Lesson Objectives:- Graph exponential equations and exponential functions.
- Solve applied problems involving exponential functions.
An exponential function with base `a` is `f(x) = a^x`, where x is in the exponent, and it's a real number. And `a > 0`, to avoid imaginary numbers. And `a != 1`, to avoid the identity function; since `1^x` would equal 1.
Sketch the graph of the function, `f(x) = 3^(x+1)`.
So start by setting up a table with your x and y-values. Let's input -2, -1, 0, 1, and 2. When x is -2, `y = 3^(-2+1)`, which is `3^(-1)` or `1/3`. When x is -1, `y = 3^(-1+1)`, which is `3^0`, or just 1. When x is 0, `y = 3^(0+1)`, or `3^1` which is 3. When x is 1, `y = 3^(1+1)`, which is `3^2`, or 9. And when x is 2, `y = 3^(2+1)`, which is equal to `3^3`, or 27.
So our graph of f contains the points: `(-2, 1/3)`, (-1, 1), (0, 3), (1,9), and (2, 27), to name a few.
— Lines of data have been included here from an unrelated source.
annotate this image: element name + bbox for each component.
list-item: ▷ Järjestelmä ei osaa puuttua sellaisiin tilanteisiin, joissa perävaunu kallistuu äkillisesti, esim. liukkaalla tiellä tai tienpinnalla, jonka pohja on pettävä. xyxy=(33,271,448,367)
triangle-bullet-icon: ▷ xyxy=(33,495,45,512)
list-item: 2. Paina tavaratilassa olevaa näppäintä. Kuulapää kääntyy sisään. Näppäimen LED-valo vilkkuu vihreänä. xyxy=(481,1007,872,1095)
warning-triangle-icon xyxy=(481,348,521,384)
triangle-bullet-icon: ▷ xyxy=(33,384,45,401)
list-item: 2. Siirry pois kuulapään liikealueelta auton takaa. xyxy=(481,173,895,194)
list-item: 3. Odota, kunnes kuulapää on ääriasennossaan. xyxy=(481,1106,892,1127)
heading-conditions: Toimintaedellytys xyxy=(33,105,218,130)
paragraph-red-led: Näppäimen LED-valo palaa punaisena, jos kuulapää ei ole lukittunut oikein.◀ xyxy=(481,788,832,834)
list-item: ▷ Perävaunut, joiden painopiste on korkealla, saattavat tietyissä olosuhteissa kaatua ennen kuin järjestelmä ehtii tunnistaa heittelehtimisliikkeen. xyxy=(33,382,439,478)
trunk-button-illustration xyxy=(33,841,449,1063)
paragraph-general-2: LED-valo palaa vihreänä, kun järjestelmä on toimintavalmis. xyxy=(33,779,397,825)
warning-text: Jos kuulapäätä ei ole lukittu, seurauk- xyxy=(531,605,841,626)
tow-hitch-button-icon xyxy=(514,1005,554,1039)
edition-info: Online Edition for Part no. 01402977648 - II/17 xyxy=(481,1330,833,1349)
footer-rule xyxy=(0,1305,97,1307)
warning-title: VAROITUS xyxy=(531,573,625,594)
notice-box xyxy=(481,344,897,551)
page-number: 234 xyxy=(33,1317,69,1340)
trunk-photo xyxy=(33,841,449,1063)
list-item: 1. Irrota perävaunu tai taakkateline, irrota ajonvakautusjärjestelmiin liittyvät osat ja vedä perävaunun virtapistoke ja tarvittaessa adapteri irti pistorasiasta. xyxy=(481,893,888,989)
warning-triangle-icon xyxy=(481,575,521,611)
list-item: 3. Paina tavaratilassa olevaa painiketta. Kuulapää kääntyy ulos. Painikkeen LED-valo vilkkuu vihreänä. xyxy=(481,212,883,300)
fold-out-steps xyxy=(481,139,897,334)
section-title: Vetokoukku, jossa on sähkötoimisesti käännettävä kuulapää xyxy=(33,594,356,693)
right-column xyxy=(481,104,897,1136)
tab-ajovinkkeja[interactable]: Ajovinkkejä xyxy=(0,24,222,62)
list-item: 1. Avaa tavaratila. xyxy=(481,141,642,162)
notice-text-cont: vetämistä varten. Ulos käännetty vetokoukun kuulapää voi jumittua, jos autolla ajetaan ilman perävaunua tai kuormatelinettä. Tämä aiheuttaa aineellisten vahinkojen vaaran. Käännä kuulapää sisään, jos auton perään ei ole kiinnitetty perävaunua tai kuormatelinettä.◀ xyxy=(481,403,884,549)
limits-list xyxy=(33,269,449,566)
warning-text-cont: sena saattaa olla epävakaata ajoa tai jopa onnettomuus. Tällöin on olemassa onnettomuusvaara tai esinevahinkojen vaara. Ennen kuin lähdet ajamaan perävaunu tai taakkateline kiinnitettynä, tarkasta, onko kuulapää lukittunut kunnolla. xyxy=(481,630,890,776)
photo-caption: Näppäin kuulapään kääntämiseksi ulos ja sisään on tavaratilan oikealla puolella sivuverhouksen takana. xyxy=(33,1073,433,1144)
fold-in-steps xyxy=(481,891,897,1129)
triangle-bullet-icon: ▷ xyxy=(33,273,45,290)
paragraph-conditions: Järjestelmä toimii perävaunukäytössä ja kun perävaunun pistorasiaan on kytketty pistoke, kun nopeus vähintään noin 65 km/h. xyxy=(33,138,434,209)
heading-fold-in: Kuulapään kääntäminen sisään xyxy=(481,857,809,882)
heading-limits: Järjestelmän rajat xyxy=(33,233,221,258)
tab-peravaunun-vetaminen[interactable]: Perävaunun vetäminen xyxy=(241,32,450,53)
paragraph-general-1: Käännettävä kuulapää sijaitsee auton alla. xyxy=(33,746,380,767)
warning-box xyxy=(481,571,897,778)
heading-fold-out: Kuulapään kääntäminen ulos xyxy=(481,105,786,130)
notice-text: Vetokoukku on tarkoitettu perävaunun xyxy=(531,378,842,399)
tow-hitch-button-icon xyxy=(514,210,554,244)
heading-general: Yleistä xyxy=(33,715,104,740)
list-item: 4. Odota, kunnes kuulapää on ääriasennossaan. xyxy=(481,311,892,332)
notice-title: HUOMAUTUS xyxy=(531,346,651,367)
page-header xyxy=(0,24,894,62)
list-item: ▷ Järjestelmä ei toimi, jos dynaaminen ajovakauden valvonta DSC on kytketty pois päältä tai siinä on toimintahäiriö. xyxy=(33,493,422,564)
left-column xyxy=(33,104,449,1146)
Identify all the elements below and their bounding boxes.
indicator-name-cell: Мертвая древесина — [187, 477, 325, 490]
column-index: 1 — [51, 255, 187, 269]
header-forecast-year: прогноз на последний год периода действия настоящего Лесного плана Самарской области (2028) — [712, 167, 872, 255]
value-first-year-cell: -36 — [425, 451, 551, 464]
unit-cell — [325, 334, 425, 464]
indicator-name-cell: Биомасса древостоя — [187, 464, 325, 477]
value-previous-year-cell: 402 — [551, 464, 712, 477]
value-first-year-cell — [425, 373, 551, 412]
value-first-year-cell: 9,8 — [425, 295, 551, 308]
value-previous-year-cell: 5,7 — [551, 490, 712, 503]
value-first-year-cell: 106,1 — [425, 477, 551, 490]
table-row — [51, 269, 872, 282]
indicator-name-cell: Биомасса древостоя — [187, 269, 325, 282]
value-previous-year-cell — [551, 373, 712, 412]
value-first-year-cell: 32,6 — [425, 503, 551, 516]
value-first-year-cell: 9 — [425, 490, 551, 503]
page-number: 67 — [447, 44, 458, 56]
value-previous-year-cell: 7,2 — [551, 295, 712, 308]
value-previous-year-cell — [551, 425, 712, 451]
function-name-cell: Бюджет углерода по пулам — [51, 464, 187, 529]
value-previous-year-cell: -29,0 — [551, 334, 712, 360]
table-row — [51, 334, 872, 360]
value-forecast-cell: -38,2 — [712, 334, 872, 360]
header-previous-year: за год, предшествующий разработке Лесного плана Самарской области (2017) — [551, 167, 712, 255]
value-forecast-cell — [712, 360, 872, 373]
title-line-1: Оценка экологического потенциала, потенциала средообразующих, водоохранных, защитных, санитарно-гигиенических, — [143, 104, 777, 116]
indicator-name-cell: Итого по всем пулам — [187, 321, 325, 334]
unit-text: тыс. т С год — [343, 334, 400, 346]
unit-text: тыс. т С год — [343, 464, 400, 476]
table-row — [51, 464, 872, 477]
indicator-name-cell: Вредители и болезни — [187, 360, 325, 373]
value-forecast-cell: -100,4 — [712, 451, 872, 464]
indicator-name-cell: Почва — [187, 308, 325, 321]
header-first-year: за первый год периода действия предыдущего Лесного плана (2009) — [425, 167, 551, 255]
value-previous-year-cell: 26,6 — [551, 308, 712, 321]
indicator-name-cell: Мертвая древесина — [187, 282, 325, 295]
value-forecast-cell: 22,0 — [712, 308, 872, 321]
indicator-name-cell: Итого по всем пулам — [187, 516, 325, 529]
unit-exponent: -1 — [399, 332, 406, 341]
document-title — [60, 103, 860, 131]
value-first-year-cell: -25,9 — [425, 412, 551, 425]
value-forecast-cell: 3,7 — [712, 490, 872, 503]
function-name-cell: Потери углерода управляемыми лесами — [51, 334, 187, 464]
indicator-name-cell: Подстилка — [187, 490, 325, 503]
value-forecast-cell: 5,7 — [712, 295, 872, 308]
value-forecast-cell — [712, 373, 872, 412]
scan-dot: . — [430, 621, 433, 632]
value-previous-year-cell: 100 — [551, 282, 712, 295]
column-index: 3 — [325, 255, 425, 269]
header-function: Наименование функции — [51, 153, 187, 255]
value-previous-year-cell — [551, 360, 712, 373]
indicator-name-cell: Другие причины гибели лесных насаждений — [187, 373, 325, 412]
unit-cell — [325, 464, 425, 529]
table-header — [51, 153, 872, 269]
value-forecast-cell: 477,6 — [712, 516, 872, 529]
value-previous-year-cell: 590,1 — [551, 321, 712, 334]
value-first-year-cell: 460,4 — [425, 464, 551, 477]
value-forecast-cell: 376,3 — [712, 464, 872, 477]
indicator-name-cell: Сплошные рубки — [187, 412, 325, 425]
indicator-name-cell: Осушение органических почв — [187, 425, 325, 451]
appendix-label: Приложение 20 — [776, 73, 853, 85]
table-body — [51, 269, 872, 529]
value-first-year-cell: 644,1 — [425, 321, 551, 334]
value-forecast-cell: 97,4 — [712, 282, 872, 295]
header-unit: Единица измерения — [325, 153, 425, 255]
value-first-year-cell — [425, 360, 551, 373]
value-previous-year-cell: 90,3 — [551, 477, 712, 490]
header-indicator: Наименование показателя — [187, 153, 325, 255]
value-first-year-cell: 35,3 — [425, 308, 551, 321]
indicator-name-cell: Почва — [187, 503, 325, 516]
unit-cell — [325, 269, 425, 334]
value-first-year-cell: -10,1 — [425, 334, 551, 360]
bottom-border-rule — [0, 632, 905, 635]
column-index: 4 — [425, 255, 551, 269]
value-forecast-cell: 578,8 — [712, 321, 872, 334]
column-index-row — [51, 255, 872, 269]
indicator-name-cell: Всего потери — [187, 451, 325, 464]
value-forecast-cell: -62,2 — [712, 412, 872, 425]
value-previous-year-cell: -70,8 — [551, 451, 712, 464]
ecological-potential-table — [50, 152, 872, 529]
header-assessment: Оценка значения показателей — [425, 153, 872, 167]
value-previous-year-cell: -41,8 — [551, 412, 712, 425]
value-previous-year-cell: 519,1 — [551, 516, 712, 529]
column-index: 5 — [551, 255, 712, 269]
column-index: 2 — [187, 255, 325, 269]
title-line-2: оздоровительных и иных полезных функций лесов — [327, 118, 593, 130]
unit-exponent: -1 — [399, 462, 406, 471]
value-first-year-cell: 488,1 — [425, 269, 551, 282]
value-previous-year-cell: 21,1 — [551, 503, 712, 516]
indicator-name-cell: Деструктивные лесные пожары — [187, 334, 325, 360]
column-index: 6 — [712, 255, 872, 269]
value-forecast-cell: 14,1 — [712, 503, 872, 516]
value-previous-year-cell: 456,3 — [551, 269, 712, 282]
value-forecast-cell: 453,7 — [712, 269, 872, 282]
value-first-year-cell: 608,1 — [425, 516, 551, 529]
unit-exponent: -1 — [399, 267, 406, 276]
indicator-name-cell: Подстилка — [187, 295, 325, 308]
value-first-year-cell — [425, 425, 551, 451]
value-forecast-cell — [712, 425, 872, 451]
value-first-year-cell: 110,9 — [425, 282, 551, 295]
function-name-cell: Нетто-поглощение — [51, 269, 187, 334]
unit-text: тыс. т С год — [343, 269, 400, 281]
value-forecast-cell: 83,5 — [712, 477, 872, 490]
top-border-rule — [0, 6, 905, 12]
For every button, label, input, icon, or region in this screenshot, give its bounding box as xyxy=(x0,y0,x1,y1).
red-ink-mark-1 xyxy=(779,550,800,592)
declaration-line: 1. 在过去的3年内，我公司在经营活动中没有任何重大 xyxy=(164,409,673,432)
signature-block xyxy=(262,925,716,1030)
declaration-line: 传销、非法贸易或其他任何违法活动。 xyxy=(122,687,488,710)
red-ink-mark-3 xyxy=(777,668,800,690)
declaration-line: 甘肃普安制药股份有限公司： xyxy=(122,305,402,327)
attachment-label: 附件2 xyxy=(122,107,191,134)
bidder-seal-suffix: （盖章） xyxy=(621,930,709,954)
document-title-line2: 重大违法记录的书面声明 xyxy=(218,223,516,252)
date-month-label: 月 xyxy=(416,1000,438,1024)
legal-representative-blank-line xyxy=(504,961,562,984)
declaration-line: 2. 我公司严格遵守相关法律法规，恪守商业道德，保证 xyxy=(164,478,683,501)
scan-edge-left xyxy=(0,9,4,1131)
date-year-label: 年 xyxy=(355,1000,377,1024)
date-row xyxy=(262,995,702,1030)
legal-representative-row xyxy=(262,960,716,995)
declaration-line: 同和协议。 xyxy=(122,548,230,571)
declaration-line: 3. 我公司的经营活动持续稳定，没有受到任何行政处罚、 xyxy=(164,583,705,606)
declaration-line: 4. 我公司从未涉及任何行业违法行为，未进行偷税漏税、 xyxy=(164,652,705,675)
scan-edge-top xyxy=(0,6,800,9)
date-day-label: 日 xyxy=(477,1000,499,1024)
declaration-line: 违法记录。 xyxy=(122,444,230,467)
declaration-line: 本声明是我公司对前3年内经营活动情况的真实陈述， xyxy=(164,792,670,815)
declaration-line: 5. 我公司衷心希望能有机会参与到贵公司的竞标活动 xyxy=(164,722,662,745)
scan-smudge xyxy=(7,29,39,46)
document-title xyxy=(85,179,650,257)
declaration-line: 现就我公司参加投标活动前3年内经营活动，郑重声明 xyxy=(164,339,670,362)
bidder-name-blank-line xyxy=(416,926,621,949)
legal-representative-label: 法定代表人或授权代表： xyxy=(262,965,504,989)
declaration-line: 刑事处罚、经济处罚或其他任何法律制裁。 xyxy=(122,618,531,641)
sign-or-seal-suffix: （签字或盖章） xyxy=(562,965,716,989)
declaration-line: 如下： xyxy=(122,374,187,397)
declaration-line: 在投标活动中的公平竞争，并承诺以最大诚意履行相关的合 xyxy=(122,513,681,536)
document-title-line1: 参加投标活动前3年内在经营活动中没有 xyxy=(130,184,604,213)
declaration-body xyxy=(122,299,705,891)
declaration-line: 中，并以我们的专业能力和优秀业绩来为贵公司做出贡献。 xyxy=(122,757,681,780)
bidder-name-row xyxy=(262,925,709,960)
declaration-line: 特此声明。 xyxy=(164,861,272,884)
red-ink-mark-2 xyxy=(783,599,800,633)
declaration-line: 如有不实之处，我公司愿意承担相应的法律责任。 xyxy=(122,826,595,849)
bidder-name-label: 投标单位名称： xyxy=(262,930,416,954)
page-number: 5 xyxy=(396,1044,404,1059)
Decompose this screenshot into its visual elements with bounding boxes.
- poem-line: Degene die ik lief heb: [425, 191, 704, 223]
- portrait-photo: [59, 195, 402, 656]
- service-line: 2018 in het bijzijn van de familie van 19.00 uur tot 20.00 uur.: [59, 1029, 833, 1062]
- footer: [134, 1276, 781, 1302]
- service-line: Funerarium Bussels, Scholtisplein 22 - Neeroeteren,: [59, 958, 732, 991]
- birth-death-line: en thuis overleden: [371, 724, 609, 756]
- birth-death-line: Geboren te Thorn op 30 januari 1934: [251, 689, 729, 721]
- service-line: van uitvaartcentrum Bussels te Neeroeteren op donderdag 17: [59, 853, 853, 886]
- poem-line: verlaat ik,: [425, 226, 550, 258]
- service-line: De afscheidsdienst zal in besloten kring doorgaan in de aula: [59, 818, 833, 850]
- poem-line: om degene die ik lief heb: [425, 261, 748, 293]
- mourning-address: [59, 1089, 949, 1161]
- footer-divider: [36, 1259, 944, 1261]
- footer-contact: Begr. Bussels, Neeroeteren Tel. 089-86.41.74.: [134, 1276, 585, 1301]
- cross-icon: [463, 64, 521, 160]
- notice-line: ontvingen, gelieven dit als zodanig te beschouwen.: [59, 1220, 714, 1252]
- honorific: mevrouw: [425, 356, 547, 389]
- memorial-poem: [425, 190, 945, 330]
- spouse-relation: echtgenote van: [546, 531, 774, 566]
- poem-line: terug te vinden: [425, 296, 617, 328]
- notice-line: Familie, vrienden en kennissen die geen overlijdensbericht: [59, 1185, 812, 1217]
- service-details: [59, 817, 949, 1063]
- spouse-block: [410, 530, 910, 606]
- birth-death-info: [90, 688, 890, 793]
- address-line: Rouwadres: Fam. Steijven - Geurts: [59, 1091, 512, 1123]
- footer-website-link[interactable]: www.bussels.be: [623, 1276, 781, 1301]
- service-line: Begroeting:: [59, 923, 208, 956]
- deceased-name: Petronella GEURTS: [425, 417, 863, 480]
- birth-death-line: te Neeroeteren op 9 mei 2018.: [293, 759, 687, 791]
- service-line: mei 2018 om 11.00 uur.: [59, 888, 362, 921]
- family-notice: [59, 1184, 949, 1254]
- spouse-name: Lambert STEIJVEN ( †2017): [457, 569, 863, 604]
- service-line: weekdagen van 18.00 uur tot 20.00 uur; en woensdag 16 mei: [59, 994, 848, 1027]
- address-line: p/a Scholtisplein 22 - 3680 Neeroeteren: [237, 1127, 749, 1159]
And all that's left to do is plot the points and complete the graph. So our graph looks like this.
The graph of `f(x) = 3^(x+1)` is the graph of `f(x) = 3^x` shifted to the left 1 unit.
When Charles was born, his grandparents gave him a $5,000 certificate of deposit that earns 3.5% interest, compounded quarterly. If the certificate of deposit matures on his 18th birthday, what amount will be available then?
The compound interest formula is `A = P(1+r/n)^(nt)`. A is the final amount, P is the starting amount, r is the interest rate in decimal form, n is the amount of times per year that it's compounded, and t is the number of years.
So we're given 5000 as P, and we're given a rate of 3.5%. If we convert 3.5% to decimal form, we get 0.035. And since it's compounded quarterly, we put 4 for n. And since it matures on his 18th birthday, we know that `t = 18`.
And now we solve for A. So `A = 9362.36`. On his 18th birthday, $9,362.36 will be available.
Sketch the graph of the funciton `f(x) = e^(3x)`.
e was a number which was introduced by a Leonard Euler in 1741. It's equal to 2.71828, etc., and you can find this value on your calculator.
So let's start with a table of our x and our y-values. We'll input -3, -2, -1, 0, and 1. And when we put -3 in, we get 0.00012. And -2 gives us 0.00248. And -1 gives us 0.04979. And 0 gives us 1, and 1 gives us 20.086. So now if we plot these points and complete the graph, we get the following graph.
Notice that the graph of `f(x) = e^(3x)` is the same as `f(x) = e^x`, shrunk horizontally by a factor of 3.